In Gimp check out under the pull down “Colors” go to “Curves” and try giving that a whirl. Then the pencil and brush tools are extremely nice. Try also the “Clone Tool” (icon looks like a rubber stamp) for fixing flaws in backgrounds and creating more background where none exists.

Here is a before and after:
(Not exactly the same image but it was the only “before” photo I had left in the file.)

Note background clean-up, crop and color/brightness adjustment.

The Studio Guy


I use an app called Pixelmator on a six year old iPad exclusively when I doctor Jerry Rutman’s excellent combat style photography. The depth of field is initially up to him. I can blur whatever part of the picture I want but it’s harder if not near impossible to clear things up after the shot.

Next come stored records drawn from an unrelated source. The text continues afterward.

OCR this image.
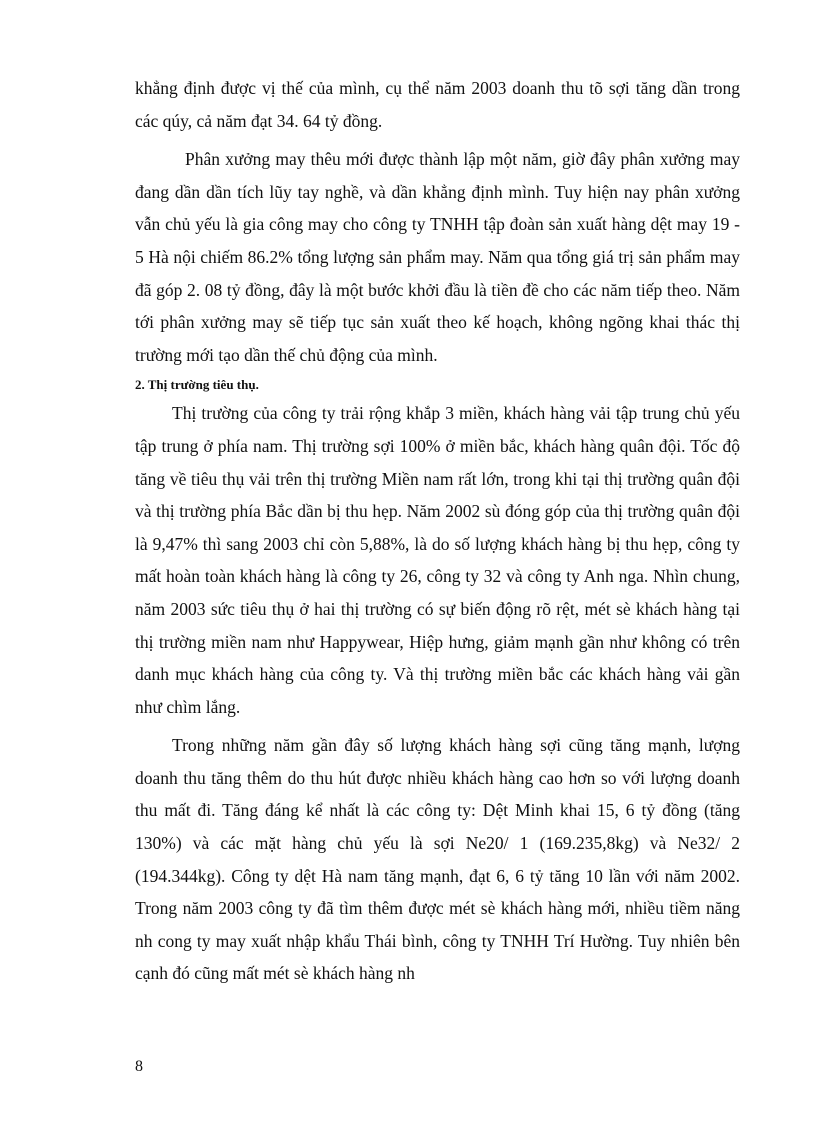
khẳng định được vị thế của mình, cụ thể năm 2003 doanh thu tõ sợi tăng dần trong các qúy, cả năm đạt 34. 64 tỷ đồng.

Phân xưởng may thêu mới được thành lập một năm, giờ đây phân xưởng may đang dần dần tích lũy tay nghề, và dần khẳng định mình. Tuy hiện nay phân xưởng vẫn chủ yếu là gia công may cho công ty TNHH tập đoàn sản xuất hàng dệt may 19 - 5 Hà nội chiếm 86.2% tổng lượng sản phẩm may. Năm qua tổng giá trị sản phẩm may đã góp 2. 08 tỷ đồng, đây là một bước khởi đầu là tiền đề cho các năm tiếp theo. Năm tới phân xưởng may sẽ tiếp tục sản xuất theo kế hoạch, không ngõng khai thác thị trường mới tạo dần thế chủ động của mình.

2. Thị trường tiêu thụ.

Thị trường của công ty trải rộng khắp 3 miền, khách hàng vải tập trung chủ yếu tập trung ở phía nam. Thị trường sợi 100% ở miền bắc, khách hàng quân đội. Tốc độ tăng về tiêu thụ vải trên thị trường Miền nam rất lớn, trong khi tại thị trường quân đội và thị trường phía Bắc dần bị thu hẹp. Năm 2002 sù đóng góp của thị trường quân đội là 9,47% thì sang 2003 chỉ còn 5,88%, là do số lượng khách hàng bị thu hẹp, công ty mất hoàn toàn khách hàng là công ty 26, công ty 32 và công ty Anh nga. Nhìn chung, năm 2003 sức tiêu thụ ở hai thị trường có sự biến động rõ rệt, mét sè khách hàng tại thị trường miền nam như Happywear, Hiệp hưng, giảm mạnh gần như không có trên danh mục khách hàng của công ty. Và thị trường miền bắc các khách hàng vải gần như chìm lắng.

Trong những năm gần đây số lượng khách hàng sợi cũng tăng mạnh, lượng doanh thu tăng thêm do thu hút được nhiều khách hàng cao hơn so với lượng doanh thu mất đi. Tăng đáng kể nhất là các công ty: Dệt Minh khai 15, 6 tỷ đồng (tăng 130%) và các mặt hàng chủ yếu là sợi Ne20/ 1 (169.235,8kg) và Ne32/ 2 (194.344kg). Công ty dệt Hà nam tăng mạnh, đạt 6, 6 tỷ tăng 10 lần với năm 2002. Trong năm 2003 công ty đã tìm thêm được mét sè khách hàng mới, nhiều tiềm năng nh cong ty may xuất nhập khẩu Thái bình, công ty TNHH Trí Hường. Tuy nhiên bên cạnh đó cũng mất mét sè khách hàng nh

8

Ah, I use RawTherapee for my photo editing. I use it for crop, color, temperature, and other minor adjustments.

One simple comment to think about.
No software can fix a bad capture. Do whatever you can to get a good image to start with. The rest is ‘easier’.
Lots of YouTube videos out there about capturing model images.


I’ll definitely do that. I expect to be doing lots of photography midway through May after exams are over, so that will be nice.

Hint: Using pages of newspaper for a backdrop is a bad idea. Just sayin.’